The letter echoed many of the sentiments Bishop O'Kelly expressed in a Pastoral Letter on 14 October, when earlier euthanasia legislation was before the Parliament. He wrote that his own quadruple bypass, bowel cancer surgery and 30-week chemotherapy course in the previous 14 months "remind one forcefully of the prayer of the Lord, 'Thy will be done', and how life is a gift, to be cherished and given thanks for every day".

O'Kelly wrote that good people often were confused about the Church’s attitude towards euthanasia, thinking that Catholics were told they must go to extraordinary means to keep life going.

"The teaching of the Church is simply that there can be no direct intervention, with the deliberate intention to kill. The doctor who administers morphine to relieve pain, even though the incremental additions will eventually bring about death, is not in contradiction with the Church’s teachings. People tend to think that the Church is opposed to any form of alleviation of pain, and this is just not the case.

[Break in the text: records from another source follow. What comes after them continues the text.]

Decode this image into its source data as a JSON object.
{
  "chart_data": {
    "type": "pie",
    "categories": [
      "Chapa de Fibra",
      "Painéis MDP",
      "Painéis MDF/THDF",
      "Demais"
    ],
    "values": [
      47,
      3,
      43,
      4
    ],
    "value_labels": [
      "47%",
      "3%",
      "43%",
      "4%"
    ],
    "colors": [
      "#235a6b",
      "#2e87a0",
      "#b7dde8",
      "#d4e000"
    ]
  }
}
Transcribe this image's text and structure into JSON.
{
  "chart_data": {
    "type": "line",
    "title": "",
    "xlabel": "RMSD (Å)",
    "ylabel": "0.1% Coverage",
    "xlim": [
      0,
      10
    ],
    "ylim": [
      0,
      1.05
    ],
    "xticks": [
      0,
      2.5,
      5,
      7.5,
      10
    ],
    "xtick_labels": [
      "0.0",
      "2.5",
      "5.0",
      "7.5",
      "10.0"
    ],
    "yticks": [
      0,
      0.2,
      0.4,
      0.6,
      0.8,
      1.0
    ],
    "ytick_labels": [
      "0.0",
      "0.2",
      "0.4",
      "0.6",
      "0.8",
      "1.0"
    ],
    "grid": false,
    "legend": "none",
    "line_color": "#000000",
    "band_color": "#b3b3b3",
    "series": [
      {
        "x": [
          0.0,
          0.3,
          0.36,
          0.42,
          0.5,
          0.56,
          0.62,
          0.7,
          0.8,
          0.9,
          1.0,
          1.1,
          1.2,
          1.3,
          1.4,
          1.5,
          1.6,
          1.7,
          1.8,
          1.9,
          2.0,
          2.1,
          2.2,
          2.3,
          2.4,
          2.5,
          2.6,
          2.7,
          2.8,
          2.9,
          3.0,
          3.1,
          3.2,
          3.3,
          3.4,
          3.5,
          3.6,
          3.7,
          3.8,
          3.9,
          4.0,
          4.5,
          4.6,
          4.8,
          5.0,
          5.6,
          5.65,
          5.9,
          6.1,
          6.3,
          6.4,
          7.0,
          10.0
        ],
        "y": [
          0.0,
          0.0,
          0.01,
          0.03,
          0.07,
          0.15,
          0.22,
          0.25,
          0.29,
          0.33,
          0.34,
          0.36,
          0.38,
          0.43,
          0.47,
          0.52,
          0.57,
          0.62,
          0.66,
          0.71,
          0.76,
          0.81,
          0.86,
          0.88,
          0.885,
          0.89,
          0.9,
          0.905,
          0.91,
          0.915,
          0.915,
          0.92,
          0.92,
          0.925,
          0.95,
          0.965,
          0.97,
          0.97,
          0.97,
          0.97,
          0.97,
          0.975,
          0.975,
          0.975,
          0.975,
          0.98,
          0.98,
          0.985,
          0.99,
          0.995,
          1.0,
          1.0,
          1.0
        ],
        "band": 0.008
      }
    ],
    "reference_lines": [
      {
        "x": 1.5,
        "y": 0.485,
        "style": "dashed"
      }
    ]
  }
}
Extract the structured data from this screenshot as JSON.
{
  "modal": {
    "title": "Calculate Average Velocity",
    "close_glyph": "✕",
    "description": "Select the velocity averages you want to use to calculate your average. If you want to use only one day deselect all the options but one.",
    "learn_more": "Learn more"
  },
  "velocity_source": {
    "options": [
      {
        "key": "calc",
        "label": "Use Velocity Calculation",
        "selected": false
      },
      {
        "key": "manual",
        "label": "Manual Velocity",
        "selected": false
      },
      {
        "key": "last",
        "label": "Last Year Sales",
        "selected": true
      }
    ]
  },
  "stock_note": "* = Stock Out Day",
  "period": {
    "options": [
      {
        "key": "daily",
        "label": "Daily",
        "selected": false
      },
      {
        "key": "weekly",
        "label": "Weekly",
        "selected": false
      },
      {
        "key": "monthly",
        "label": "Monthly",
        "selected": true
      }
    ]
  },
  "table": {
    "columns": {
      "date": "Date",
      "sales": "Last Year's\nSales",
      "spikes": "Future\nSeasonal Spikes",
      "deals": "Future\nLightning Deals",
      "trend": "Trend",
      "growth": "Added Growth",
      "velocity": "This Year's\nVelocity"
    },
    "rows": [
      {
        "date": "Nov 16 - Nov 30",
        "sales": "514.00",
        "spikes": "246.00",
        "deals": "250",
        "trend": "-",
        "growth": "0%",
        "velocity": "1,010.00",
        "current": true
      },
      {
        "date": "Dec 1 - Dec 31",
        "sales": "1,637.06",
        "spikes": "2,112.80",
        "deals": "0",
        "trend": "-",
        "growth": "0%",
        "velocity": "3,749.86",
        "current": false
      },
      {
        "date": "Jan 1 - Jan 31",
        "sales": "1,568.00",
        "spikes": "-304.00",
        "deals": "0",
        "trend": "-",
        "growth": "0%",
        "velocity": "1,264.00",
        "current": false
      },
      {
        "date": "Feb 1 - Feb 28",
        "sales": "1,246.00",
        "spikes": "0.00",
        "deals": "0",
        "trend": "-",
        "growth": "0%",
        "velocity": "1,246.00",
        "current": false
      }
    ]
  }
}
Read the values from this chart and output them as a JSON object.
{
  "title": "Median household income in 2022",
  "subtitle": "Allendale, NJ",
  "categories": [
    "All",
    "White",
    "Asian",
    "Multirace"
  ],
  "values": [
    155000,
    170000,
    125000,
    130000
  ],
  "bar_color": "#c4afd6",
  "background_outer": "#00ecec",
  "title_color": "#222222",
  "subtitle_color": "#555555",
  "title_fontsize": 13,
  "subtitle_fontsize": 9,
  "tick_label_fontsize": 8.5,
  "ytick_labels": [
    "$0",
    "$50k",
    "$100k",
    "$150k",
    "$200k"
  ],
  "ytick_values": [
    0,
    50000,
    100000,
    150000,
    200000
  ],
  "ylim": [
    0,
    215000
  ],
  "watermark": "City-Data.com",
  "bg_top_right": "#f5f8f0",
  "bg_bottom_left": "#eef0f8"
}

"There are many things being said about this very sensitive topic. Those of us who have watched a loved one die, especially if it is a hard dying, can sympathise with the compassionate words of those who promote euthanasia. But often the sentiments to end it all are in the beholder, not in the patient. The St Vincent’s Hospital doctors report that it is very rare indeed for a dying patient to ask for euthanasia, and the request often comes from the family instead. I am not aware of any such requests coming from the many residents in our Homes for the Aged. Very few of the dying seem to ask for it.

"May our fellow citizens join with us in revering and holding sacred the human life of the frail and dying knowing that the Lord’s 'imperishable spirit is in all'."